The special concurrence further contends that plaintiff must show reasonable and diligent efforts to perfect service outside the five-day period outlined in OCGA 9-11-4
(c). The special concurrence states that the plaintiff in Brooks also had "the corresponding requirement that a plaintiff show reasonable and diligent efforts to perfect service outside the five-day period, an obligation that does not arise only upon expiration of the statute of limitation." OCGA 9-11-4
(c) provides in part "but failure to make service within the five-day period will not invalidate a later service." The special concurrence relies on Devoe v. Callis, 212 Ga. App. 618
, 620 (442 SE2d 765
) (1994). Devoe involved the grant of summary judgment to defendant where the complaint was filed one day before the expiration of the statute of limitation and service was not accomplished until 81 days after the running of such statute. The trial court in the original action granted summary judgment to defendant. Devoe did not involve a renewal action. It therefore has no application to the present case. If the analysis of the special concurrence is correct, then a plaintiff's case could be dismissed for failure to be reasonably diligent in serving the defendant even within the statute of limitation.

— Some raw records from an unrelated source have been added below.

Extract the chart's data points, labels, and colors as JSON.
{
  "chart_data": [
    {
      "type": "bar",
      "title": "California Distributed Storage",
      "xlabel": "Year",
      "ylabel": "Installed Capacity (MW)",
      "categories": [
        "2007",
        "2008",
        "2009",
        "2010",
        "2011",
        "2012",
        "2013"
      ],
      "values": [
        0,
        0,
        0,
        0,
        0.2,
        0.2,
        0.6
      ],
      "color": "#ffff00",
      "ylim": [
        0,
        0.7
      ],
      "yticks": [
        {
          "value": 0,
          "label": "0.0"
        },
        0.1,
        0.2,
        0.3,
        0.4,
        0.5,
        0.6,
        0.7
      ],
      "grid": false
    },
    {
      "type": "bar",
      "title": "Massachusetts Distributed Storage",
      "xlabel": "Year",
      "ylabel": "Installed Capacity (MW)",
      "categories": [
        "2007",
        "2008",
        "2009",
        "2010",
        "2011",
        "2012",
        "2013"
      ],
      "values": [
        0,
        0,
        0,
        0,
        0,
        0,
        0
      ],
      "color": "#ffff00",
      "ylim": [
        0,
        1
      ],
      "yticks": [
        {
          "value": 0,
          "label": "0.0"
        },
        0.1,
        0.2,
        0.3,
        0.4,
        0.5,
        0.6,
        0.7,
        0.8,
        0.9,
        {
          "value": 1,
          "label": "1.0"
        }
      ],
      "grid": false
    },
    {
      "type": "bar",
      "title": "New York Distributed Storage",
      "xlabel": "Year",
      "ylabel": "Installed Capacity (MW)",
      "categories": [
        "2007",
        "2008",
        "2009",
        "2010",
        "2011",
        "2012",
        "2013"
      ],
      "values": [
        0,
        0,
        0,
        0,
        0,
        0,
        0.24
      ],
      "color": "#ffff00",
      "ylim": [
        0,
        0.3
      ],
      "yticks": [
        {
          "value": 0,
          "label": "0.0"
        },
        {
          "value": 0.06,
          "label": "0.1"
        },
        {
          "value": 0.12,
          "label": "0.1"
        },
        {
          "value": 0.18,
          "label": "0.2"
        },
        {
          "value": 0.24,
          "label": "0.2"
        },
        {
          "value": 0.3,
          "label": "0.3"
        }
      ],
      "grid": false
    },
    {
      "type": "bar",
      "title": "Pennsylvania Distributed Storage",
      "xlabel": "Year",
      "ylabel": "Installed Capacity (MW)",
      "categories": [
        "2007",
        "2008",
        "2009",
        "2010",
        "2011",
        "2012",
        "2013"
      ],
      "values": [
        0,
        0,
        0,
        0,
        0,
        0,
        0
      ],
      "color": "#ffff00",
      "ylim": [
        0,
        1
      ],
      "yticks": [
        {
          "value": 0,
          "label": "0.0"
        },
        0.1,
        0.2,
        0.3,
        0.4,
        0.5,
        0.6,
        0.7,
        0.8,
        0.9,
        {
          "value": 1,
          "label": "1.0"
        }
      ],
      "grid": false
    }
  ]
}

It is unnecessary, however, to even address whether or not plaintiff's service on defendant in Brooks was reasonable, as Hobbs specifically precludes such inquiry. In Hobbs, a case in which service was not even attempted until after the statute of limitation had run, the court held that where a plaintiff timely files its complaint, and service is obtained outside the statute of limitation, the plaintiff may dismiss the action and file a renewal action provided it does so prior to the trial court ruling on the reasonableness of such service in the original action.
That is exactly what happened in Brooks, and under Hobbs, the reasonableness of the service in the original action cannot be attacked in the renewal action. Therefore, the special concurrence's argument that the original service in Brooks was not reasonable is precluded by the Supreme Court's holding in Hobbs.
SMITH, Judge, concurring specially.
I agree with Judge Blackburn that Brooks v. Young, 220 Ga. App. 47 (467 SE2d 230) (1996)
, should be overruled to the extent it holds that there can be no valid service of an original action outside the statute of limitation. This was an overbroad statement of the law, given the special circumstances present in Brooks. Not only was Brooks a minor at the time of suit and therefore protected by the "strict compliance" required in serving a minor, id. at 48, but the suit against her had been pending for over a year before expiration of the statute of limitation. Plaintiff failed to ascertain Brooks's legal status or properly serve her for over one year after suit commenced. Brooks therefore involved not only the general rule that the five-day period for service under OCGA 9-11-4
(c) is not absolute, Childs v. Catlin, 134 Ga. App. 778 (216 SE2d 360) (1975)
, but also the corresponding requirement that a plaintiff show reasonable and diligent efforts to perfect service outside the five-day period. Devoe v. Callis, 212 Ga. App. 618
, 620 (442 SE2d 765
) (1994). A plaintiff's obligation to ascertain the correct facts necessary for service of a defendant does not arise only upon expiration of the statute of limitation. Id. at 619. To the extent, however, that any language in the opinion appeared to state as a general proposition that there can be no valid service of an original action outside the statute of limitation, it was incorrect and should be overruled.
Webb, Carlock, Copeland, Semler & Stair, Dennis G. Lovell, Jr., for appellees.